On dit que le Roi n’a été informé de toutes ces émotions populaires que samedi 23 (ndlr : mai), jour de tapage de la rue Saint-Honoré, parce qu’il a été question de faire marcher le régiment des gardes, et que cela pouvait devenir grave. Comment aura-t-il pris ce silence? Des gens l’auront indisposé contre le pays, mais d'autres aussi lui auront parlé franchement contre la police.
Il s’agit donc à présent de voir ce que deviendra l’exécution de l’arrêt du Parlement, si on informera sérieusement, et si on punira pour l’exemple ; d’autant qu’il y a eu trois hommes arrêtés.
Il est bien vrai que, si dès la première émotion du samedi 16, un premier président s’était montré au peuple, qu’il eût pris connaissance des faits, qu’il eût promis de rendre justice , fait arrêter et emprisonner les gens qui accusaient d’enlèvements , cela aurait tout apaisé. Mais un premier président n’ose pas faire de pareilles démarches dans ces temps-ci.
Il y a eu aussi, dit-on, des émotions pour pareilles causes dans cette huitaine, à Vincennes, à Bagnolet, à Vitry, et à Saint-Cloud, où les archers ou espions ont été très maltraités. (ndlr : j'en ai trouvé trace, fin mai 1750, à Tours. Le 29 mai, deux hommes y ont été molestés par la foule pour les mêmes raisons.)

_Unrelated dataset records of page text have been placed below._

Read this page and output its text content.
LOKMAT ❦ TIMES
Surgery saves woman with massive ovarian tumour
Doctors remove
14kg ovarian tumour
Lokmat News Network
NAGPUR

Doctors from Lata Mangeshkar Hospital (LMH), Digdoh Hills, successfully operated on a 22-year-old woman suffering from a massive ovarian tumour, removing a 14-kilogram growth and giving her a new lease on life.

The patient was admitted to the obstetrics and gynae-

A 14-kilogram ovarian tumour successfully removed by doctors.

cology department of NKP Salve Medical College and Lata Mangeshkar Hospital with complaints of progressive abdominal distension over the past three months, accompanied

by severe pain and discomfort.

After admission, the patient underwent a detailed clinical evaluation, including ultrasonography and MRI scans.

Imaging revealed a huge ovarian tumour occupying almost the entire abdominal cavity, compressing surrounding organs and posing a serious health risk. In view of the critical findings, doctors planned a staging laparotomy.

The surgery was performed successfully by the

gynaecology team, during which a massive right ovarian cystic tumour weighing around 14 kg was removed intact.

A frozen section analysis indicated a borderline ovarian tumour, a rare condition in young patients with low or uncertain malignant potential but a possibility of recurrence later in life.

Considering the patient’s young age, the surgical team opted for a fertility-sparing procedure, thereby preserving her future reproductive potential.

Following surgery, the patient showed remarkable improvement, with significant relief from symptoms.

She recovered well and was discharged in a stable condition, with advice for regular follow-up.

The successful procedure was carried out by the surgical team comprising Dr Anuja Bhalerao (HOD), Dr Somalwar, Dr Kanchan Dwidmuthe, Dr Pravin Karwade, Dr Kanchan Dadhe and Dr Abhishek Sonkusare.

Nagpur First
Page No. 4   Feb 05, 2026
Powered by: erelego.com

On a arrêté beaucoup de bourgeois, du peuple, qui ont excité le tumulte, et en même temps plusieurs exempts, mouches ou gens de police. Mais on commence à dire que les exempts avaient des ordres pour arrêter des enfants vagabonds. Ils les ont tous montrés par écrit, mais non pour en prendre et les vendre pour de l’argent. Comment condamnera-t-on ces exempts ? Comment, d’un autre côté, condamner les séditieux sur l’enlèvement d’enfants ? Il est curieux de voir l’effet de ces informations ; je pense assez que cela n’aura pas grande suite.


JUIN
On devait brûler, ces jours-ci, deux ouvriers que le guet a trouvés dans les rues, le soir, en flagrant délit, pour fait de sodomie (sur l'affaire et certaines théories fumeuses la concernant, voir ici) . Le fait est fort singulier, mais on dit qu’on a commué la peine par prudence et qu’ils seront apparemment enfermés pour le reste de leur vie à Bicêtre.